Llega a la mitad de la carrera sin agarre, pero sobrevive. No ha podido adelantar a nadie, a pesar de haberse acercado lo suficiente a George. El británico se defendió bien de su ataque después de que el auto de seguridad frenara la carrera por el accidente de Alex. El temblor en sus manos aumenta, es algo involuntario, no puede dejar de pensar que tiene que salir de la pista y abandonar la carrera.
—Otro frente de lluvia fuerte entre la vuelta 41 y 46, vuelta 41 y 46.
—Pongamos full wet chicos, las inter no sirven.
—Estás muy bien, es buen ritmo, Franco.
—No, no, no tengo agarre.
—Copiado. Vamos a informar.
La lluvia aumenta su intensidad de a poco y por sectores de la pista, no puede controlar del todo su monoplaza y cada vez que lo siente irse, baja la velocidad.
—Franco, empuja lo más que puedas.
—Esto es peligroso, chicos, no… No puedo.
—Si puedes, estás haciéndolo muy bien.
Franco está muy frustrado, su equipo no lo está escuchando, le exige más de lo que debería y, aunque intenten hablarle bien, están molestos con su insistencia. La visibilidad se reduce casi por completo en algunos sectores, al punto de no ver qué botones está tocando en su volante. Su respiración se acelera, tiene pánico, pánico real.
—Chicos, cambiemos a full wet.
—Los neumáticos están bien, casi todos tienen intermedios.
—Si es por la posición, no importa, la recupero.
—Mantén el izquierdo delantero en temperatura, usa los frenos.
—Chicos, ¿no me entienden?
—Sí, todos los equipos estamos en modo supervivencia, sé que está difícil en la pista, pero lo estás haciendo bien.
—Saben que puedo recuperarme después, pero…
—Confiá en nosotros, Franco. Dejá que hagamos nuestro trabajo, vos hacé el tuyo.
Franco resopla, harto de la situación, está a punto de ir a boxes y bajarse del auto como ha hecho Alonso el año anterior. El miedo cierra su garganta en lo que intenta seguir la línea del circuito, una línea que casi no puede ver. Sabe que no está cerca de ningún monoplaza porque todos han disminuído la velocidad.

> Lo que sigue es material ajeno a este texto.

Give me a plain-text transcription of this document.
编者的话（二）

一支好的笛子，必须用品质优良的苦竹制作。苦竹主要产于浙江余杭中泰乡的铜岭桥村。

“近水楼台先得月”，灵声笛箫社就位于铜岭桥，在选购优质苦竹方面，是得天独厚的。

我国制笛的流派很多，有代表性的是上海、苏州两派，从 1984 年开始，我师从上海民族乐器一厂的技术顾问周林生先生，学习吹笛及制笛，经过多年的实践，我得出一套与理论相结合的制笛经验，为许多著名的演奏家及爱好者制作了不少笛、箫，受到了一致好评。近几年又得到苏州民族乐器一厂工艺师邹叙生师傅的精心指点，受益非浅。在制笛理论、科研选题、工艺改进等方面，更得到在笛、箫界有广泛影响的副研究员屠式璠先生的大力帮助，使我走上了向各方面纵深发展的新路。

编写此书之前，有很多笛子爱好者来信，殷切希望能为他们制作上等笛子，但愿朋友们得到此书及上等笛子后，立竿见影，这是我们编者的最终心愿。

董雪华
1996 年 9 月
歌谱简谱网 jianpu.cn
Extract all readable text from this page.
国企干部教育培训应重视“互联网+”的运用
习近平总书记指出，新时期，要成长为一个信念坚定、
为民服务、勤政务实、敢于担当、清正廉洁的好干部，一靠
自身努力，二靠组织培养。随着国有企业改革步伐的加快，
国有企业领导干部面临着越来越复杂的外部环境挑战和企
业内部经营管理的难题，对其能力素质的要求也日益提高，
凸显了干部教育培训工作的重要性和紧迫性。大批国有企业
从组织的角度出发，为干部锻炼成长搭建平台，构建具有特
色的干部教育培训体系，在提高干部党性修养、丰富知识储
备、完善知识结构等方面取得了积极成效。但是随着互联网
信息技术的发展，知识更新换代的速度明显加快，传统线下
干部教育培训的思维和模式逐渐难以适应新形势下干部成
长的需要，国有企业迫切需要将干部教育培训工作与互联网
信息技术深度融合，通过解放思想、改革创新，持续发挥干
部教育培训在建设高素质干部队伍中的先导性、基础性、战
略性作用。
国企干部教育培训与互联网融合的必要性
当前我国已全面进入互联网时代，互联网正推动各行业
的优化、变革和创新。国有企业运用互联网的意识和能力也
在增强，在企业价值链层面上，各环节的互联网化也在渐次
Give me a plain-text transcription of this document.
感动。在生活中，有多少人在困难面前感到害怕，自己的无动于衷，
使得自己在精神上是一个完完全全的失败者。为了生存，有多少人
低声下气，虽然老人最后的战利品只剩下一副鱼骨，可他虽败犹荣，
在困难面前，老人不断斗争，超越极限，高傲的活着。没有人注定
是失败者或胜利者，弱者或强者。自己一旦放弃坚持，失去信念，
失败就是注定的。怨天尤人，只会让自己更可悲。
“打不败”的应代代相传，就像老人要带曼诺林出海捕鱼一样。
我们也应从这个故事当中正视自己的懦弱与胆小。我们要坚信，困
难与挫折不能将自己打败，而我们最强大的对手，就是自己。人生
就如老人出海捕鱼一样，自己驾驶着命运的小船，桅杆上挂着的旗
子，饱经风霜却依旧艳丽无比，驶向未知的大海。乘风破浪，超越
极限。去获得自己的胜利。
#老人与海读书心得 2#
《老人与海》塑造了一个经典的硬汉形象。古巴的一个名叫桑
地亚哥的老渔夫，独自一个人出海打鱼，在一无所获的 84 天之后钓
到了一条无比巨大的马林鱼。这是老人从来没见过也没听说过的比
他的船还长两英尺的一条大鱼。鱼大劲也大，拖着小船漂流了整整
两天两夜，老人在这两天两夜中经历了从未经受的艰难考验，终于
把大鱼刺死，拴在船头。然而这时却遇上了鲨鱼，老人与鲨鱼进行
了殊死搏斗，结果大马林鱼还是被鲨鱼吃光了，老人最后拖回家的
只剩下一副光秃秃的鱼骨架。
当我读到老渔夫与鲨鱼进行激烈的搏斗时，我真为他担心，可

—Alonso detrás tuyo a cinco segundos —le dice su ingeniero por la radio en el inicio de la vuelta cuarenta y dos.
—Chicos, no veo nada, no sé cuándo va a llegar —les responde, mordiéndose la lengua para no seguir hablando. Si siguen así, habrá un accidente grave.
—Estás haciéndolo bien, Franco, nosotros te avisaremos.
—Hablen con la FIA, hagan algo, esto es muy peligroso —insiste y casi sale de pista por lo poco que puede ver la línea, logra mantener el coche cuando la parte trasera se le va. —Estoy tratando de no morir, chicos.
—Copiado. Estamos en eso.
Está iniciando la vuelta cuarenta y tres de carrera, la lluvia ya lo tiene histérico, sabe que está en la recta principal porque su ingeniero le acaba de decir. Pisa un charco que se formó en el circuito y pierde el control total del monoplaza. El golpe contra la pared es duro, pero su entrenamiento le permite soportarlo.
Su coche da un trompo luego del impacto y queda sobre el medio de la recta. Quiere abrir la radio y pedir que frenen todo, que no lo van a ver. Sin embargo, el auto de Alonso llega antes de que pueda decir algo.